Power Analysis for Interleaving Experiments by Means of Offline Evaluation

Evaluation is key to building effective, efficient, and usable information retrieval (IR) systems as it enables their effectiveness to be quantified. For decades the primary approach to conduct IR evaluation was the Cranfield approach, that makes use of test collections, allowing systematic and repeatable evaluations to be carried out in a controlled manner. The Cranfield approach has often been critisized for not quantifying the actual user experience when served by the search algorithm under testing. Online evaluation on the other hand — that is A/B testing and Interleaving – is performed on the basis of user interactions with the ranked list of results produced by the algorithms being tested.

Designing an experiment that enables the discovery of statistical significant effects is of paramount importance in both the online and the offline setting. Power analysis allows to determine the sample size (i.e. the number of measurements collected) required to detect an effect of a given size with a given degree of confidence.

Conducting a power analysis however requires setting the effect size to be detected prior to the experiment. This often leads to suboptimal results: the actual effect size observed after having run the experiment is larger than the one specified, and therefore required fewer measurements than the ones dictated by the power analysis.

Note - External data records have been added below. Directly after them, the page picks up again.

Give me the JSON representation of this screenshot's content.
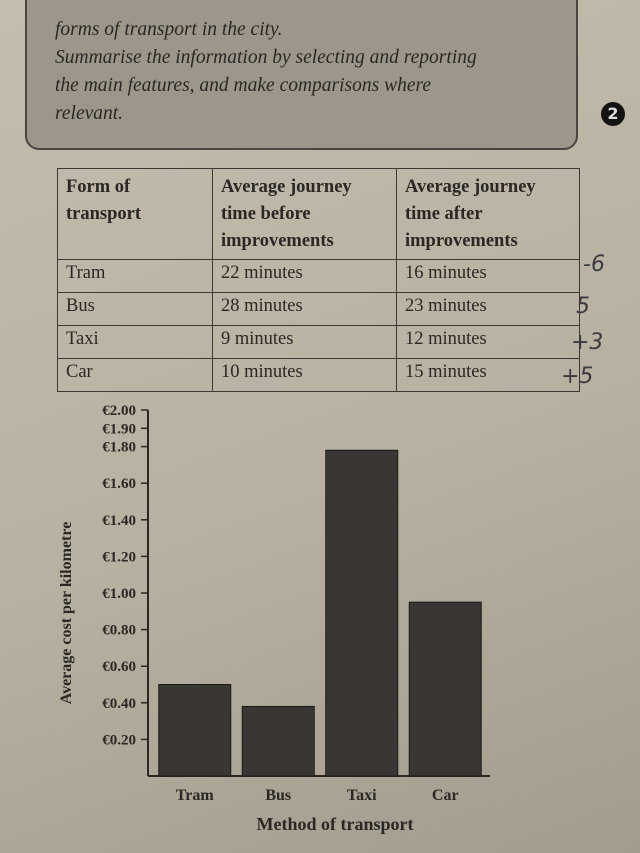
{
  "task": {
    "lines": [
      "forms of transport in the city.",
      "Summarise the information by selecting and reporting",
      "the main features, and make comparisons where",
      "relevant."
    ]
  },
  "badge": "2",
  "table": {
    "header": [
      "Form of transport",
      "Average journey time before improvements",
      "Average journey time after improvements"
    ],
    "rows": [
      [
        "Tram",
        "22 minutes",
        "16 minutes"
      ],
      [
        "Bus",
        "28 minutes",
        "23 minutes"
      ],
      [
        "Taxi",
        "9 minutes",
        "12 minutes"
      ],
      [
        "Car",
        "10 minutes",
        "15 minutes"
      ]
    ]
  },
  "annotations": [
    "-6",
    "5",
    "+3",
    "+5"
  ],
  "chart_data": {
    "type": "bar",
    "y_label": "Average cost per kilometre",
    "x_label": "Method of transport",
    "categories": [
      "Tram",
      "Bus",
      "Taxi",
      "Car"
    ],
    "values": [
      0.5,
      0.38,
      1.78,
      0.95
    ],
    "color": "#3a3633",
    "ylim": [
      0,
      2.0
    ],
    "yticks": [
      {
        "value": 0.2,
        "label": "€0.20"
      },
      {
        "value": 0.4,
        "label": "€0.40"
      },
      {
        "value": 0.6,
        "label": "€0.60"
      },
      {
        "value": 0.8,
        "label": "€0.80"
      },
      {
        "value": 1.0,
        "label": "€1.00"
      },
      {
        "value": 1.2,
        "label": "€1.20"
      },
      {
        "value": 1.4,
        "label": "€1.40"
      },
      {
        "value": 1.6,
        "label": "€1.60"
      },
      {
        "value": 1.8,
        "label": "€1.80"
      },
      {
        "value": 1.9,
        "label": "€1.90"
      },
      {
        "value": 2.0,
        "label": "€2.00"
      }
    ]
  }
}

In this research we make use of the funnel approach often used in information retrieval evaluation, according to which, an experimental algorithm is compared to a baseline/production algorithm in an online experiment only if it outperforms the production algorithm in an offline experiment. The question we answer in this work is whether the evaluation results of the offline experiment can inform the number of impressions required, and hence the duration, of an online interleaving experiment. In other words, given that two systems have ΔM = α, with M being any evaluation measure in an offline experiment, can we detect the number of impressions required for an interleaving experiment to conclude that the two systems are statistically significantly different?

Our main findings are: (1) there is a strong correlation between the margin of the quality difference in offline evaluation and the required number of impressions in online evaluation — something expected — , but also (2) there is a large variability in the number of required expressions for the same margin.This indicates that the results of an offline experiment can inform the design of an online experiment, and in particular the power of the experiment to evaluate a new experimental system, it is beneficial to first conduct an offline evaluation and then based on the results achieved in offline evaluation, an estimate about the duration of the online experiment can be made.

For more information take a look at the following paper:

Hosein Azarbonyad and Evangelos Kanoulas, “Power Analysis for Interleaving Experiments by Means of Offline Evaluation”, In Proceedings of 2nd ACM SIGIR  International Conference on the Theory of Information Retrieval (ICTIR’16), 2016.